A tire air nozzle, comprising: a tire air nozzle body, the side surface of which is covered by a cylindrical elastic member and pressed into a nozzle mounting hole of a tire ring; the tire pressure detecting device is fixed to the tire pressure detecting device One end of the tire valve body is for detecting the internal pressure of the tire; the center of gravity of the whole body is opposite to the tire pressure detecting device from the press-fitting portion of the tire nozzle body toward the nozzle mounting hole And a rotation restricting portion disposed on the opposite side of the tire elastic detecting member from the tire pressure detecting device via the press-fitting portion and opposite to the tire The central axis of the nozzle body is opposite to the center of gravity, and is fitted to the cylinder wall of the tire from the inner side, and is in surface contact when pressed against the cylinder wall by centrifugal force.
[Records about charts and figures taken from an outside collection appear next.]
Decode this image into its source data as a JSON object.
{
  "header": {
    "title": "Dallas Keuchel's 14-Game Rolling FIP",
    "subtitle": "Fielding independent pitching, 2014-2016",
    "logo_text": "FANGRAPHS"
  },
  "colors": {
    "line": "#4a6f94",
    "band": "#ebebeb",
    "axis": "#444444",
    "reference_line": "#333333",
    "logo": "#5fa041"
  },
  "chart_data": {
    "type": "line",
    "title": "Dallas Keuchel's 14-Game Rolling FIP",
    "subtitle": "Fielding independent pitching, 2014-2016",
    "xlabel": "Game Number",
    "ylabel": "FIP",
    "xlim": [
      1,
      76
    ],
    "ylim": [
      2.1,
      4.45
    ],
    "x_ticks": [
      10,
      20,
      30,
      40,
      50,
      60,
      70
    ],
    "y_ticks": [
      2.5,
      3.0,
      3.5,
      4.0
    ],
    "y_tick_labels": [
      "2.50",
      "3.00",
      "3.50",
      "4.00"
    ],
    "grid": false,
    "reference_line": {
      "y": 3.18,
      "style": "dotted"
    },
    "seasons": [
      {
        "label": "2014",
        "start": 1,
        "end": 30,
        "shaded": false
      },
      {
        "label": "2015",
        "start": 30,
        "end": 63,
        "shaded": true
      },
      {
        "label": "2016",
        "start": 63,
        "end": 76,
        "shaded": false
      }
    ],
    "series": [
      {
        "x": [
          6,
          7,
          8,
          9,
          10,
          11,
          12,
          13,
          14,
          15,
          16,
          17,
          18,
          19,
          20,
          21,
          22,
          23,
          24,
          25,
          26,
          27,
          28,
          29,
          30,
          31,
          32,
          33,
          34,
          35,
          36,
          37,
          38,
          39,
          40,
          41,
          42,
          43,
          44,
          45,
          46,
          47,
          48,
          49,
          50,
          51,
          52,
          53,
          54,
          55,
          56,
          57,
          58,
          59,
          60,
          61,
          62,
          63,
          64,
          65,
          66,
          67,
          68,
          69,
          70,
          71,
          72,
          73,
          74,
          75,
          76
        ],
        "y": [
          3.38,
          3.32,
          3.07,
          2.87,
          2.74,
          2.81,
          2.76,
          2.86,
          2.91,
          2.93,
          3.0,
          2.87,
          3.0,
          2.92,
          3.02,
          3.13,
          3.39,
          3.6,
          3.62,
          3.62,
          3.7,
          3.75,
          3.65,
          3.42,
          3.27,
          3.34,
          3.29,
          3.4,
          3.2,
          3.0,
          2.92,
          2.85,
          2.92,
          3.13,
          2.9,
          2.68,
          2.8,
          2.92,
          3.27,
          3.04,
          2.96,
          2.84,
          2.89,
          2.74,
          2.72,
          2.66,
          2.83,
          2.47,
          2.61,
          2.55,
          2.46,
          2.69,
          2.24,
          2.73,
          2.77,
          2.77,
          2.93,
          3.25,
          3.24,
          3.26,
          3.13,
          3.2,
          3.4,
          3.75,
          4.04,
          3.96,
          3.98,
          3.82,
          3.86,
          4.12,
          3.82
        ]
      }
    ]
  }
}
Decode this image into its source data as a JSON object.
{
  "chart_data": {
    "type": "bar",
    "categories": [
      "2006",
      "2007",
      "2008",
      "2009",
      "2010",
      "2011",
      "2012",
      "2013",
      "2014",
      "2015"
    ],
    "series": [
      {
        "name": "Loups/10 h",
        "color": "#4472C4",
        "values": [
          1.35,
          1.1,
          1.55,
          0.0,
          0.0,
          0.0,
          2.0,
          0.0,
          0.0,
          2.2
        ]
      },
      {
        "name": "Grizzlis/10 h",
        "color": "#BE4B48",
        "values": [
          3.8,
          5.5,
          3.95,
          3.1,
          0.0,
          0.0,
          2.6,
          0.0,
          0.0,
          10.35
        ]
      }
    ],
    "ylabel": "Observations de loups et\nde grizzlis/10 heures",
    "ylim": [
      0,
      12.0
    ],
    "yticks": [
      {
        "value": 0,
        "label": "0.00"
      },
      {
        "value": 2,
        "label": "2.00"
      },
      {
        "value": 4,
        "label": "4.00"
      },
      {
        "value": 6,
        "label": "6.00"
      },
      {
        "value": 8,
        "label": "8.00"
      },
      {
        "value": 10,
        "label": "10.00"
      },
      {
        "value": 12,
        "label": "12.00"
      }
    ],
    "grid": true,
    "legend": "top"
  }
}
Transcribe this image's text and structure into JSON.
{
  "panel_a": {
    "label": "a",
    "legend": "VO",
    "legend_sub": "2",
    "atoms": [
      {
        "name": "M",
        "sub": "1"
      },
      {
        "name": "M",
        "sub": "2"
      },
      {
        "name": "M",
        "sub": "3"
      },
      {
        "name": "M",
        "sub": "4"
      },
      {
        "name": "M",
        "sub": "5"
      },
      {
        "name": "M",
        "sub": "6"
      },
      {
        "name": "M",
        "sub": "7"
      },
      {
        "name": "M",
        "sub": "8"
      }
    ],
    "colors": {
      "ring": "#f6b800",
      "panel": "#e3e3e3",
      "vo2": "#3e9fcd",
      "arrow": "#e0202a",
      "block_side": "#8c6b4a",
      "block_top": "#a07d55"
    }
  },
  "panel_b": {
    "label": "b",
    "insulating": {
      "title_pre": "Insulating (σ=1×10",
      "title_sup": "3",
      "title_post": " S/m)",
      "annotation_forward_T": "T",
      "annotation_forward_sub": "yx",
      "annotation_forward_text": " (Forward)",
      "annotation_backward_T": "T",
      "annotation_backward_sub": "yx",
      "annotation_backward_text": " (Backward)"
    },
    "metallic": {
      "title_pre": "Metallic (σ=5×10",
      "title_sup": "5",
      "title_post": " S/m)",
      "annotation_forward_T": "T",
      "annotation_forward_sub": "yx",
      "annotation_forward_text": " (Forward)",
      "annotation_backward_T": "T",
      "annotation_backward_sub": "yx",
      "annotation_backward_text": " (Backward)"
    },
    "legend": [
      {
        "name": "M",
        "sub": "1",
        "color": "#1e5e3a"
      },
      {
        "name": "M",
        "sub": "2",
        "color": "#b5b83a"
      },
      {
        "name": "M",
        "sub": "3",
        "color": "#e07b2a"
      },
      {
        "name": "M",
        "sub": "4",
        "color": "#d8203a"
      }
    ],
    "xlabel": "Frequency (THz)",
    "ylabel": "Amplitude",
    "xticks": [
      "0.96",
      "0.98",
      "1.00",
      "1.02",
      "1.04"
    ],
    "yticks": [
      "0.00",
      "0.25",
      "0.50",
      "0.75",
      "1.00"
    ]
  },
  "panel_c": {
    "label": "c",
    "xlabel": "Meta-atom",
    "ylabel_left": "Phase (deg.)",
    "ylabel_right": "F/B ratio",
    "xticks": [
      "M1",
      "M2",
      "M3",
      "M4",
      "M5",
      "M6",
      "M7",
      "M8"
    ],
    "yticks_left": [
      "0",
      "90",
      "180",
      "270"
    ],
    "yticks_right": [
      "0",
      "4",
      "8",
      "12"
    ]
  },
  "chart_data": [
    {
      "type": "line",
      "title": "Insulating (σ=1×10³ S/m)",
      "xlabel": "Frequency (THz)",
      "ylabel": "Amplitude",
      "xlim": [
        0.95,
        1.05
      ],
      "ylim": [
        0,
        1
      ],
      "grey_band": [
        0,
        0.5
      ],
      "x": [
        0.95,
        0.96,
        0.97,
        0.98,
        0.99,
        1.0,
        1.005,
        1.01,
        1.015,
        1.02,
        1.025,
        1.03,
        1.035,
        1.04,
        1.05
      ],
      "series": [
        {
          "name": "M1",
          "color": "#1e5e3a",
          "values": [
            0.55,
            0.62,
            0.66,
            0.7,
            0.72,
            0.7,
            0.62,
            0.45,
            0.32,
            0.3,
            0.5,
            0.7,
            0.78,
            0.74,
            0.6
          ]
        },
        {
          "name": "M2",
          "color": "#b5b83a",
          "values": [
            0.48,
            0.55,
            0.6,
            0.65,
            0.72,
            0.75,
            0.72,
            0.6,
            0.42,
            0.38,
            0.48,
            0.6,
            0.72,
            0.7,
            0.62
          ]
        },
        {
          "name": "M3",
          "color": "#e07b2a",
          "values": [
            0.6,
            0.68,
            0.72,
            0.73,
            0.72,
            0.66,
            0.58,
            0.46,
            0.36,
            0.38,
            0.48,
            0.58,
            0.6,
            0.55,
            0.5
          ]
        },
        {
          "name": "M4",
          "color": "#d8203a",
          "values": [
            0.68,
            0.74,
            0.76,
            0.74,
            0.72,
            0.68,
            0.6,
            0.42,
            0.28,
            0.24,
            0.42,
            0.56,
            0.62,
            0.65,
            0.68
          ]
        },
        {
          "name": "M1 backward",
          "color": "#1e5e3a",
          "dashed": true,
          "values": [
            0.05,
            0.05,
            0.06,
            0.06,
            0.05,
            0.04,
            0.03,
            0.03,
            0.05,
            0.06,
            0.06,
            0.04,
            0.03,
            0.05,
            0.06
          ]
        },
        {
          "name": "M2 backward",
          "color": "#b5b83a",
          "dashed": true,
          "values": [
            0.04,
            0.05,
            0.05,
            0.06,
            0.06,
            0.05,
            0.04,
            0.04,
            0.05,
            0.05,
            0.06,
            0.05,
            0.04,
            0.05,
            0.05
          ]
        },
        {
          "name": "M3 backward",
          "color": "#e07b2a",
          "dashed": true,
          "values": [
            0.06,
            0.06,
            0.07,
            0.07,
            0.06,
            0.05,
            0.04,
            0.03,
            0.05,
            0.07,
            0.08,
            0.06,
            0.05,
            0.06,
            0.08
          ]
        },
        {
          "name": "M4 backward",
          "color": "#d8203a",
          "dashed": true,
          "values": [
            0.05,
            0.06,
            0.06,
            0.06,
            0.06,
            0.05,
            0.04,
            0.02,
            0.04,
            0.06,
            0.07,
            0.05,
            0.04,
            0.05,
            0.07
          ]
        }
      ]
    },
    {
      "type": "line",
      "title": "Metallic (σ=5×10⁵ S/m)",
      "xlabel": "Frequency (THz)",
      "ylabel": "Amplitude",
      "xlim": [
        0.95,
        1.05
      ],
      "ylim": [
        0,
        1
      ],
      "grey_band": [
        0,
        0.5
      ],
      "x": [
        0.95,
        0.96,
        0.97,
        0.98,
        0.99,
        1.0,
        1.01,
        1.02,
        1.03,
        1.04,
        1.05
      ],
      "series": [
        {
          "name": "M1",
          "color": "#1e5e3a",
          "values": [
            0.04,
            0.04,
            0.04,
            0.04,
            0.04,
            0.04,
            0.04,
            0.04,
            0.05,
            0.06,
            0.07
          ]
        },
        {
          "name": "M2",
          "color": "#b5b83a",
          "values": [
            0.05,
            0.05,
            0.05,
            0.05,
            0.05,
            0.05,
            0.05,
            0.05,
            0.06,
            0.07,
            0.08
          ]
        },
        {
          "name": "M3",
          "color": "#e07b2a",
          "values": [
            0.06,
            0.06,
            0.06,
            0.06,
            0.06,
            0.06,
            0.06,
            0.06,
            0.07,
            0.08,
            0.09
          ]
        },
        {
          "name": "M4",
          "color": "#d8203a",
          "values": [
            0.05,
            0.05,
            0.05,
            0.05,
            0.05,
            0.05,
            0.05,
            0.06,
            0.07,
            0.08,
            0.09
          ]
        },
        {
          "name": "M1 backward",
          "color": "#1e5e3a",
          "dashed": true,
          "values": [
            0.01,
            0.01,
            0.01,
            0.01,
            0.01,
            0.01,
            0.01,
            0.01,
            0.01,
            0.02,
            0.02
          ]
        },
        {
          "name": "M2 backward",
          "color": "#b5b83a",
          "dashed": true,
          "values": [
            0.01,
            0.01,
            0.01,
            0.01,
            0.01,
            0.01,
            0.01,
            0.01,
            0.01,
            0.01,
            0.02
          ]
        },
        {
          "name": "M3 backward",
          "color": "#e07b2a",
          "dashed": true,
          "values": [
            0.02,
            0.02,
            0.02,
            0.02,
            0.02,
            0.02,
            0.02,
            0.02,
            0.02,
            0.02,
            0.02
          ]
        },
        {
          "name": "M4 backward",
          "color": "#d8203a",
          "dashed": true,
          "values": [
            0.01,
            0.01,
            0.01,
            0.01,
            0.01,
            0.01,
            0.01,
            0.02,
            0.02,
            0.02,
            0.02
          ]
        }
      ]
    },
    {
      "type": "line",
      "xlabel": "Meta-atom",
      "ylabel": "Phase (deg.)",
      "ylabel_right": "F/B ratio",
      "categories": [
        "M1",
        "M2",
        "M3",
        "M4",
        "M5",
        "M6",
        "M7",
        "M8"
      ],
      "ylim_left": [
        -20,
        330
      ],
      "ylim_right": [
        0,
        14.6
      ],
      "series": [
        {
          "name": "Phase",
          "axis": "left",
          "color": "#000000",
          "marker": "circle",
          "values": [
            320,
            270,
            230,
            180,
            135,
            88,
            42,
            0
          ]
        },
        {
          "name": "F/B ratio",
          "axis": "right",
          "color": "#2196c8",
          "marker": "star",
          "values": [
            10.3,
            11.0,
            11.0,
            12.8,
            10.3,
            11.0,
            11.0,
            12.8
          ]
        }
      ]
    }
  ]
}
Or contact at 2 or more points. The tire air nozzle according to claim 1, wherein the rotation restricting portion is a plane that is orthogonal to a reference plane including the center of gravity and the center axis and extends along the central axis. The tire air nozzle according to claim 2, wherein the rotation restricting portion is formed by a surface of one side of the square tapered portion, and the tip end of the square tapered pushing portion is tapered toward a side away from the tire air pressure detecting device. The tire air nozzle of claim 1, wherein the tire pressure detecting device is provided with an acceleration sensor that detects the rotation of the tire. The tire air nozzle of claim 2, wherein the tire pressure detecting device is provided with an acceleration sensor for detecting the rotation of the tire. The tire nozzle of claim 3, wherein the tire pressure detecting device is installed An acceleration sensor that measures the rotation of the above tire. A tire nozzle mounting structure in which a tire nozzle according to any one of claims 1 to 6 is pressed into a nozzle mounting hole of a tire ring.